Elijah's Breakdown and God's Response
Walking through 1 Kings 19:3–8, Pastor Bill shows how Elijah — exhausted, fearful, and wanting to die — was met first by Jesus Himself, who provided food, water, and rest before any spiritual correction.
Three Unfaithful Ways We Treat Our Bodies
Pastor Bill outlines three ways people mishandle their bodies — neglecting, rejecting, and perfecting — and explains how each misses God's call to respect and steward the body as a temple oriented toward His glory.
Four Marks of Faithful Physical Health
Drawing on Ephesians 5:17–18, 1 Corinthians 6:12–13, 1 Timothy 4:8–9, Psalms 127:2, and Proverbs 14:30, Pastor Bill walks through four biblical pillars of physical faithfulness: self-control, movement, rest, and peace — all rooted in wholeness found in Christ.
Elijah Restored and the Call to Return
Returning to 1 Kings 19, Pastor Bill shows how God meets Elijah in a gentle whisper, asks 'What are you doing here?', and calls him back to his mission — inviting the congregation to answer the same question and return to wholeness in Christ.
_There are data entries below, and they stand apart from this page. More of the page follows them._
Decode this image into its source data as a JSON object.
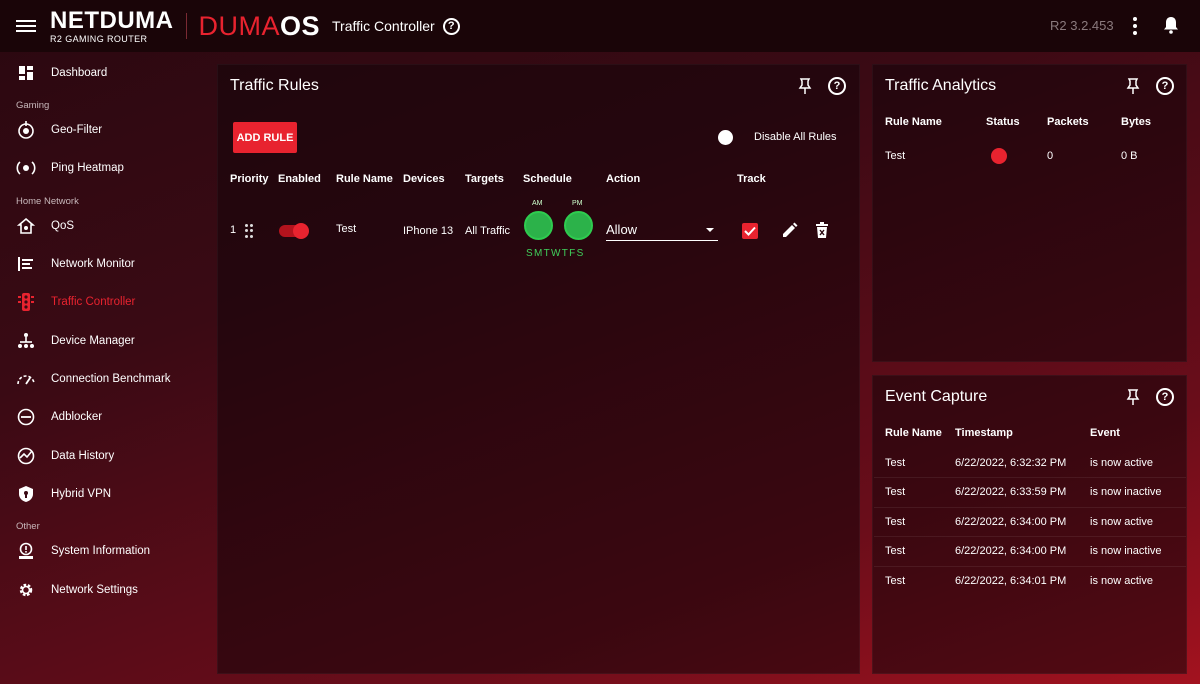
{
  "header": {
    "brand": "NETDUMA",
    "brand_sub": "R2 GAMING ROUTER",
    "duma": "DUMA",
    "os": "OS",
    "page_title": "Traffic Controller",
    "version": "R2 3.2.453"
  },
  "sidebar": {
    "items": [
      {
        "label": "Dashboard",
        "icon": "dashboard-icon"
      },
      {
        "label": "Geo-Filter",
        "icon": "geo-filter-icon"
      },
      {
        "label": "Ping Heatmap",
        "icon": "ping-heatmap-icon"
      },
      {
        "label": "QoS",
        "icon": "qos-icon"
      },
      {
        "label": "Network Monitor",
        "icon": "network-monitor-icon"
      },
      {
        "label": "Traffic Controller",
        "icon": "traffic-controller-icon"
      },
      {
        "label": "Device Manager",
        "icon": "device-manager-icon"
      },
      {
        "label": "Connection Benchmark",
        "icon": "benchmark-icon"
      },
      {
        "label": "Adblocker",
        "icon": "adblocker-icon"
      },
      {
        "label": "Data History",
        "icon": "data-history-icon"
      },
      {
        "label": "Hybrid VPN",
        "icon": "vpn-shield-icon"
      },
      {
        "label": "System Information",
        "icon": "system-info-icon"
      },
      {
        "label": "Network Settings",
        "icon": "gear-icon"
      }
    ],
    "sections": {
      "gaming": "Gaming",
      "home_network": "Home Network",
      "other": "Other"
    },
    "active": "Traffic Controller"
  },
  "traffic_rules": {
    "title": "Traffic Rules",
    "add_rule": "ADD RULE",
    "disable_all": "Disable All Rules",
    "columns": [
      "Priority",
      "Enabled",
      "Rule Name",
      "Devices",
      "Targets",
      "Schedule",
      "Action",
      "Track"
    ],
    "row": {
      "priority": "1",
      "rule_name": "Test",
      "devices": "IPhone 13",
      "targets": "All Traffic",
      "am": "AM",
      "pm": "PM",
      "days": "SMTWTFS",
      "action": "Allow"
    }
  },
  "traffic_analytics": {
    "title": "Traffic Analytics",
    "columns": [
      "Rule Name",
      "Status",
      "Packets",
      "Bytes"
    ],
    "row": {
      "rule_name": "Test",
      "packets": "0",
      "bytes": "0 B"
    }
  },
  "event_capture": {
    "title": "Event Capture",
    "columns": [
      "Rule Name",
      "Timestamp",
      "Event"
    ],
    "rows": [
      {
        "rule": "Test",
        "ts": "6/22/2022, 6:32:32 PM",
        "event": "is now active"
      },
      {
        "rule": "Test",
        "ts": "6/22/2022, 6:33:59 PM",
        "event": "is now inactive"
      },
      {
        "rule": "Test",
        "ts": "6/22/2022, 6:34:00 PM",
        "event": "is now active"
      },
      {
        "rule": "Test",
        "ts": "6/22/2022, 6:34:00 PM",
        "event": "is now inactive"
      },
      {
        "rule": "Test",
        "ts": "6/22/2022, 6:34:01 PM",
        "event": "is now active"
      }
    ]
  },
  "colors": {
    "accent": "#e8232f",
    "schedule_green": "#2ecc4f"
  }
}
Communion: Wholeness Through the Broken Christ
Pastor Bill connects the sermon's theme of wholeness to the Lord's Supper, declaring that we are made whole because Jesus was wholly broken — and inviting the church to trust Him with every part of their lives, including their bodies.
Memorable moments
physical health is about faithfulness, not fitness
It's not how many years you have in your life. It's how much of the life you have in your years
You don't idolize your body, and you don't ignore it
anything that controls you competes with the Holy Spirit in your life
We are whole because Jesus was wholly broken. He was broken so we can be whole again
if it's not good, Elijah, it's not the end
Application
Pastor Bill closes by inviting each person to honestly answer the question God posed to Elijah: 'Why are you here?' — and, for some, 'Why are you still here?' The call is to stop running from God and from your calling, and to 'go back the way you came.' Practically, that means taking self-control seriously with what you consume, building movement into your daily rhythms, prioritizing real rest (including putting down the phone and spending time in God's Word before bed), and pursuing the peace that comes only through surrender to Christ. This is not about comparison or perfection. It is about stewarding what God has given you — body, mind, and spirit — so that every year He grants you is filled with the life Jesus died to give you.